Anos eleitorais costumam amplificar discursos, acelerar decisões e reduzir a paciência coletiva. O foco se desloca para o curto prazo, para promessas de impacto imediato e para a busca quase ansiosa por figuras que simbolizem mudança. Curiosamente esse mesmo movimento aparece com frequência dentro das organizações quando entram em ciclos de transição de liderança.
Não se trata de política. Trata-se de maturidade institucional.
Ao longo da minha trajetória, aprendi que momentos de troca no comando, reestruturações ou sucessões expõem muito mais sobre a qualidade das instituições do que sobre as pessoas que ocupam cargos. Assim como países são testados em anos eleitorais, empresas são testadas quando precisam lidar com sua própria agenda de gente e gestão.
O erro mais comum nesses ciclos é tratar liderança como evento, não como processo. Quando isso acontece, a organização passa a operar em modo eleitoral permanente: discursos bem articulados, expectativas infladas e pouco espaço para conversas difíceis. Troca-se o nome na porta, mas preservam-se os mesmos dilemas, porém agora mais caros, mais urgentes e mais complexos.
Vejo com frequência empresas apostando que a substituição de um líder resolverá problemas que são, na verdade, estruturais. Cultura frágil, papéis mal definidos, conselhos pouco claros sobre seu lugar, times que cresceram sem o devido desenvolvimento. A liderança vira símbolo, quando deveria ser consequência de um sistema saudável.
A agenda de pessoas sofre diretamente nesse contexto. Desenvolvimento de lideranças é adiado em nome da entrega imediata. Planos de sucessão ficam no papel, aguardando “o momento certo”, que nunca chega.
Conversas sobre performance, valores e futuro são postergadas até que o custo da omissão se torne alto demais.
Organizações maduras fazem o oposto. Elas entendem que ciclos de transição exigem ainda mais disciplina, não menos. Tratam sucessão como processo contínuo, não como resposta a crises. Investem tempo em preparar pessoas para funções que talvez nunca ocupem e é justamente isso que as torna prontas quando precisam.
Há algo profundamente revelador na forma como uma empresa lida com suas escolhas de liderança. Empresas imaturas procuram o grande salvador da pátria. Empresas maduras constroem sistemas. As primeiras dependem de indivíduos extraordinários. As segundas criam contextos nos quais pessoas boas conseguem tomar decisões consistentes, mesmo sob pressão.
Isso exige clareza de governança, rituais bem estabelecidos e, sobretudo, coragem. Coragem para aceitar que nem toda mudança precisa ser ruptura. Que estabilidade não é sinônimo de estagnação.

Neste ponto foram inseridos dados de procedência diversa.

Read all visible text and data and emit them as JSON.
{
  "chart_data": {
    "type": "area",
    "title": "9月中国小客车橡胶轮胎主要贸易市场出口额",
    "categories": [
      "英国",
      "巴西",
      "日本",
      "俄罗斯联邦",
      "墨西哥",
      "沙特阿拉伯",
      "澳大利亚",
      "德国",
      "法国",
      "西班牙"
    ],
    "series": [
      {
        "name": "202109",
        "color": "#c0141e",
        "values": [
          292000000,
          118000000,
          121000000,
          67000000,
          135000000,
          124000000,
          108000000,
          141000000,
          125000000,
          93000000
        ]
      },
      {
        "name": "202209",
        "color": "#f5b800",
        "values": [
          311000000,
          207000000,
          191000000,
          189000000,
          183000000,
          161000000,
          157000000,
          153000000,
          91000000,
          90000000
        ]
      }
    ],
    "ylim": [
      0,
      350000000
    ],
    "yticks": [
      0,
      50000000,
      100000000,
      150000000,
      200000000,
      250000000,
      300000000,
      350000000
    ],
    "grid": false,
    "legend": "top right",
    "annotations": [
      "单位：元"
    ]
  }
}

E que o verdadeiro teste da liderança não acontece nos momentos de crescimento, mas nas transições silenciosas, quando ninguém está olhando.
Em anos eleitorais, aprendemos – e às vezes de forma dura – que instituições fortes importam mais do que discursos inspiradores. No mundo corporativo, a lógica é a mesma. A agenda de pessoas revela se a organização está preparada para atravessar ciclos ou se depende excessivamente de nomes, carismas ou soluções rápidas.

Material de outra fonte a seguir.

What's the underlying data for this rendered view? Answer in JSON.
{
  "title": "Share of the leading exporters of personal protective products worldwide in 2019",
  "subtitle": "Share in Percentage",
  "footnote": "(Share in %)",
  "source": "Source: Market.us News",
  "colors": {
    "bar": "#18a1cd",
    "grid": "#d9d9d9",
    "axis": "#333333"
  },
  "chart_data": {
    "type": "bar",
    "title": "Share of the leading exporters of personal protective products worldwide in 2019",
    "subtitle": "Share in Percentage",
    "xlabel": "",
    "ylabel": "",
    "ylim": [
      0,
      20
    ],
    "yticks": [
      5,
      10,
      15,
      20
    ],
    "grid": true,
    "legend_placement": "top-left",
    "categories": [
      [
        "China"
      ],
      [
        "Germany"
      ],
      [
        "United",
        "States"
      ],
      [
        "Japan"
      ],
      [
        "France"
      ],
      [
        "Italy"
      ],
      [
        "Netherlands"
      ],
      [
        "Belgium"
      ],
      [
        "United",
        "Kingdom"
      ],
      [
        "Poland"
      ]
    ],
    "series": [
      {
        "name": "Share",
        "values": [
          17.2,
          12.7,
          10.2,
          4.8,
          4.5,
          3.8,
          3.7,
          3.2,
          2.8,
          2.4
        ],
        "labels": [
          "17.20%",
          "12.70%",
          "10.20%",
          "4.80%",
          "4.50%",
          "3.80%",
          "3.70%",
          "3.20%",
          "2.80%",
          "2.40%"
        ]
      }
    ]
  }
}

No fim, toda eleição é um teste de instituições. Toda sucessão é um teste de cultura. E, em ambos os casos, a pergunta mais importante não é quem ocupará o cargo amanhã, mas se o sistema que sustenta as decisões está pronto para o dia seguinte. Seu ciclo de gente para 2026 já está acontecendo ou sua organização vai acompanhar o processo eleitoral do país?